— Ну? — спросил все время внимательно смотревший на собеседника Яков Александрович. — Что вспомнил? — Они стояли уже в сенях.
— Да ничего, пустое.
— Нет, говори, — уперся Вербов. — Ты куда ехал? — Он придержал дверь в избу, которую хозяин хотел было перед ним распахнуть.
— Да вот незадача какая, — отвечал Береза. — Нынче в Рамушеве с торгов сруб идет, что прежние господа под хлигель ладили, да воля их сбила. Должен задешево пойтить. А мне, по правде говоря, вот как охота на будущий год торговлю мелочную завесть… Лен-то — главное дело осеннее да зимнее, а летом — что? На крестьянстве, сам знаешь, горбом не много наживешь… А сруб, видишь ты, мне мужики, которым кой-чего в долг давал, сюда задешево по зимнему пути перевезут. Они же и соберут на месте, да я с двумя работниками подсоблю… — Кирюшка смолк, потом решительно тряхнул волосами: — Ну, да ничего, поспею авось, вот закусим маленько, — он растворил дверь в избу и опять подхватил Якова Александровича под локоть. — Пожалуйте!
— Нет, ты сейчас же уезжай, — решительно сказал учитель, освобождаясь. — Такой сруб упустишь, вздыхать потом не один год, поди, станешь…
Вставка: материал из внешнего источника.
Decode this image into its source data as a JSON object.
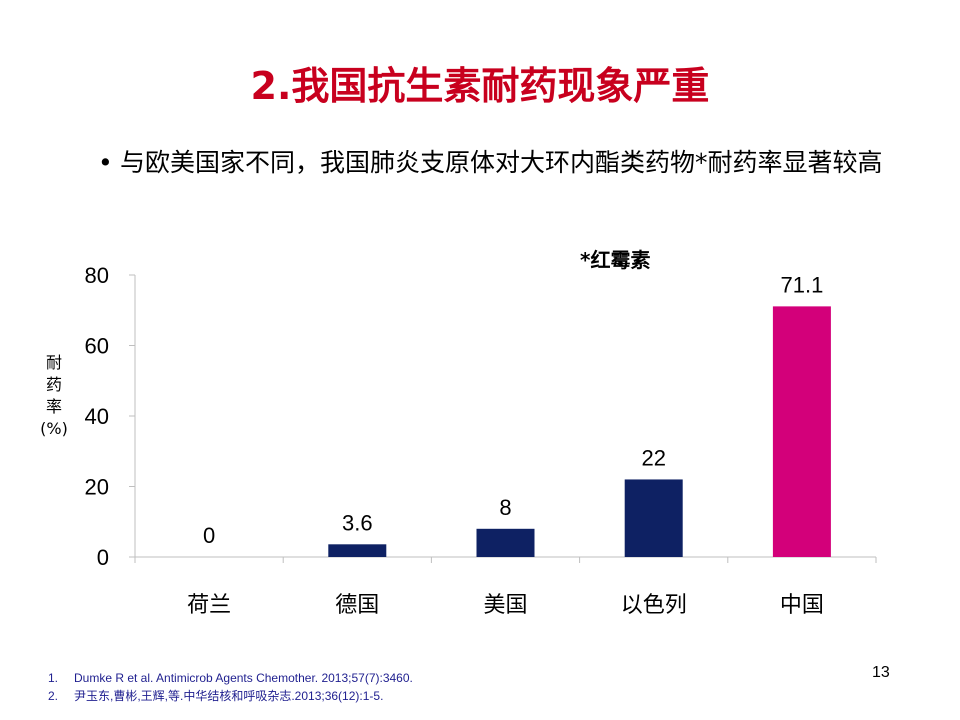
{
  "slide": {
    "title": "2.我国抗生素耐药现象严重",
    "bullet_marker": "•",
    "bullet_text": "与欧美国家不同，我国肺炎支原体对大环内酯类药物*耐药率显著较高",
    "note": "*红霉素",
    "y_axis_label": "耐\n药\n率\n(%)",
    "page_number": "13"
  },
  "references": [
    {
      "num": "1.",
      "text": "Dumke R et al. Antimicrob Agents Chemother. 2013;57(7):3460."
    },
    {
      "num": "2.",
      "text": "尹玉东,曹彬,王辉,等.中华结核和呼吸杂志.2013;36(12):1-5."
    }
  ],
  "colors": {
    "title": "#c8001e",
    "bar_default": "#0e2163",
    "bar_highlight": "#d3007a",
    "axis": "#bfbfbf"
  },
  "chart_data": {
    "type": "bar",
    "title": "",
    "xlabel": "",
    "ylabel": "耐药率(%)",
    "categories": [
      "荷兰",
      "德国",
      "美国",
      "以色列",
      "中国"
    ],
    "values": [
      0,
      3.6,
      8,
      22,
      71.1
    ],
    "value_labels": [
      "0",
      "3.6",
      "8",
      "22",
      "71.1"
    ],
    "highlight_index": 4,
    "ylim": [
      0,
      80
    ],
    "yticks": [
      0,
      20,
      40,
      60,
      80
    ],
    "grid": false,
    "legend": "none"
  }
}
— Это точно, что жалко, — отвечал Кирюшка, не замечая насмешки в голосе Вербова. — Только как же не закусивши-то? — забеспокоился он. — Не обидишься?
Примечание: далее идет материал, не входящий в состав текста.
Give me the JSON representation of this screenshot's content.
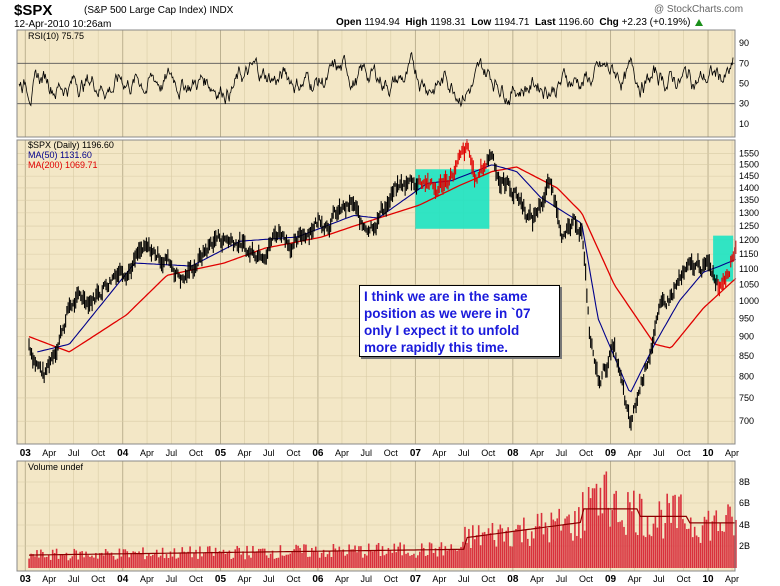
{
  "header": {
    "symbol": "$SPX",
    "description": "(S&P 500 Large Cap Index) INDX",
    "date": "12-Apr-2010 10:26am",
    "open_label": "Open",
    "open": "1194.94",
    "high_label": "High",
    "high": "1198.31",
    "low_label": "Low",
    "low": "1194.71",
    "last_label": "Last",
    "last": "1196.60",
    "chg_label": "Chg",
    "chg": "+2.23 (+0.19%)",
    "brand": "@ StockCharts.com",
    "brand_icon": "up-arrow-icon"
  },
  "colors": {
    "panel_bg": "#F3E7C6",
    "price": "#000000",
    "ma50": "#00008B",
    "ma200": "#E00000",
    "highlight": "#1CE3C2",
    "volume": "#D9303C",
    "callout_text": "#1a1adb"
  },
  "callout": {
    "lines": [
      "I think we are in the same",
      "position as we were in `07",
      "only I expect it to unfold",
      "more rapidly this time."
    ]
  },
  "chart_data": [
    {
      "type": "line",
      "panel": "rsi",
      "legend": [
        "RSI(10) 75.75"
      ],
      "ylim": [
        0,
        100
      ],
      "y_ticks": [
        10,
        30,
        50,
        70,
        90
      ],
      "reference_lines": [
        30,
        70
      ],
      "x_range": [
        "2002-12-01",
        "2010-04-12"
      ],
      "summary": "RSI(10) oscillating between roughly 20 and 85 throughout 2003-2010; last value 75.75"
    },
    {
      "type": "line",
      "panel": "price",
      "legend": [
        "$SPX (Daily) 1196.60",
        "MA(50) 1131.60",
        "MA(200) 1069.71"
      ],
      "y_scale": "log",
      "ylim": [
        660,
        1600
      ],
      "y_ticks": [
        700,
        750,
        800,
        850,
        900,
        950,
        1000,
        1050,
        1100,
        1150,
        1200,
        1250,
        1300,
        1350,
        1400,
        1450,
        1500,
        1550
      ],
      "x_ticks": [
        "03",
        "Apr",
        "Jul",
        "Oct",
        "04",
        "Apr",
        "Jul",
        "Oct",
        "05",
        "Apr",
        "Jul",
        "Oct",
        "06",
        "Apr",
        "Jul",
        "Oct",
        "07",
        "Apr",
        "Jul",
        "Oct",
        "08",
        "Apr",
        "Jul",
        "Oct",
        "09",
        "Apr",
        "Jul",
        "Oct",
        "10",
        "Apr"
      ],
      "series": [
        {
          "name": "$SPX (Daily) 1196.60",
          "x": [
            "2003-01",
            "2003-03",
            "2003-06",
            "2003-09",
            "2003-12",
            "2004-03",
            "2004-06",
            "2004-08",
            "2004-12",
            "2005-03",
            "2005-04",
            "2005-08",
            "2005-10",
            "2005-12",
            "2006-05",
            "2006-06",
            "2006-10",
            "2006-12",
            "2007-02",
            "2007-03",
            "2007-07",
            "2007-08",
            "2007-10",
            "2007-11",
            "2008-01",
            "2008-03",
            "2008-05",
            "2008-07",
            "2008-09",
            "2008-10",
            "2008-11",
            "2009-01",
            "2009-03",
            "2009-06",
            "2009-09",
            "2009-12",
            "2010-02",
            "2010-04"
          ],
          "y": [
            880,
            800,
            990,
            1020,
            1110,
            1150,
            1140,
            1070,
            1210,
            1200,
            1150,
            1240,
            1180,
            1270,
            1320,
            1230,
            1380,
            1420,
            1450,
            1380,
            1550,
            1420,
            1565,
            1440,
            1380,
            1270,
            1420,
            1220,
            1250,
            900,
            790,
            870,
            676,
            930,
            1060,
            1115,
            1060,
            1197
          ]
        },
        {
          "name": "MA(50) 1131.60",
          "x": [
            "2003-02",
            "2003-06",
            "2004-02",
            "2004-09",
            "2005-03",
            "2005-10",
            "2006-05",
            "2006-08",
            "2007-02",
            "2007-05",
            "2007-10",
            "2008-01",
            "2008-04",
            "2008-07",
            "2008-09",
            "2008-11",
            "2009-03",
            "2009-06",
            "2009-09",
            "2009-12",
            "2010-02",
            "2010-04"
          ],
          "y": [
            860,
            880,
            1120,
            1110,
            1195,
            1210,
            1290,
            1280,
            1420,
            1430,
            1500,
            1470,
            1360,
            1300,
            1260,
            950,
            760,
            880,
            1000,
            1090,
            1110,
            1132
          ]
        },
        {
          "name": "MA(200) 1069.71",
          "x": [
            "2003-01",
            "2003-06",
            "2004-01",
            "2004-06",
            "2005-01",
            "2005-06",
            "2006-01",
            "2006-06",
            "2007-01",
            "2007-06",
            "2007-10",
            "2008-01",
            "2008-06",
            "2008-09",
            "2009-01",
            "2009-06",
            "2009-08",
            "2009-12",
            "2010-04"
          ],
          "y": [
            900,
            860,
            960,
            1080,
            1120,
            1170,
            1210,
            1260,
            1330,
            1410,
            1470,
            1490,
            1400,
            1300,
            1050,
            880,
            870,
            980,
            1070
          ]
        }
      ]
    },
    {
      "type": "bar",
      "panel": "volume",
      "legend": [
        "Volume undef"
      ],
      "y_ticks": [
        "2B",
        "4B",
        "6B",
        "8B"
      ],
      "summary": "Daily volume roughly 1-2B through 2003-2007, rising to about 4-6B in 2008-2009 with spikes near 9B in late 2008, easing to about 4B in 2010"
    }
  ]
}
— Ну вот еще! — И они вышли обратно на крыльцо.
Через пять минут Береза, подергивая вожжами и причмокивая, катил по большой дороге в одну сторону, а Яков Александрович быстро шел в другую. Лицо его горело, кулаки сжимались.
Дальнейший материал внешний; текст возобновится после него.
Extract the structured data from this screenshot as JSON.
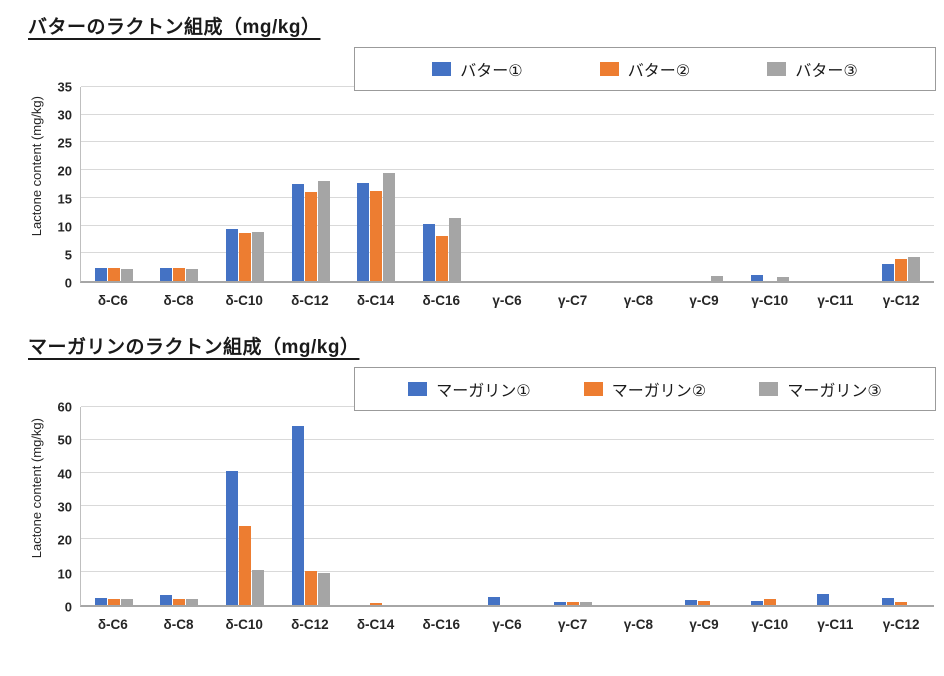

— Дурак! Сентиментальный, восторженный дурак! Дон-Кихот, идеалист безмозглый, — в бешенстве повторял он. — Семь лет отбухать под красной шапкой для того, чтобы Кирюха Березин лен задешево скупал, мужиков кабалил, барские флигеля под лавку приспосабливал, а потом в ней народ обвешивал… Было ради чего деда-старика бросать, с матерью семь лет не видеться… Ах, дурак, дурак!.. Стешу пожалел, счастье семейное устраивал! — Вербову представилась мельком виденная в Кирюшкиных сенях зыбка под домотканым пологом, которую покачивала какая-то старуха. — Который это у них? Сколько наследников наплодили?.. Я так словесность глупую долбил да в караулах мерз, а они тут… Да уж, надонкихотствовал!.. И небось сам-то Кирюшка с мужика за долг три шкуры рвет, а что я ему давал, того отдать не подумал? Ну, да черт с ним!.. Вот он, хозяин новой деревни! — Якову Александровичу вдруг припомнились давнишние слова богатого барина, у которого он когда-то репетировал сыновей, о том, что в земских учреждениях получат право голоса «наиболее разумные и состоятельные крестьяне». Ну вот он — «разумный и состоятельный»! Отчего этакому голоса не дать? Он за мужика, поди, слова не скажет…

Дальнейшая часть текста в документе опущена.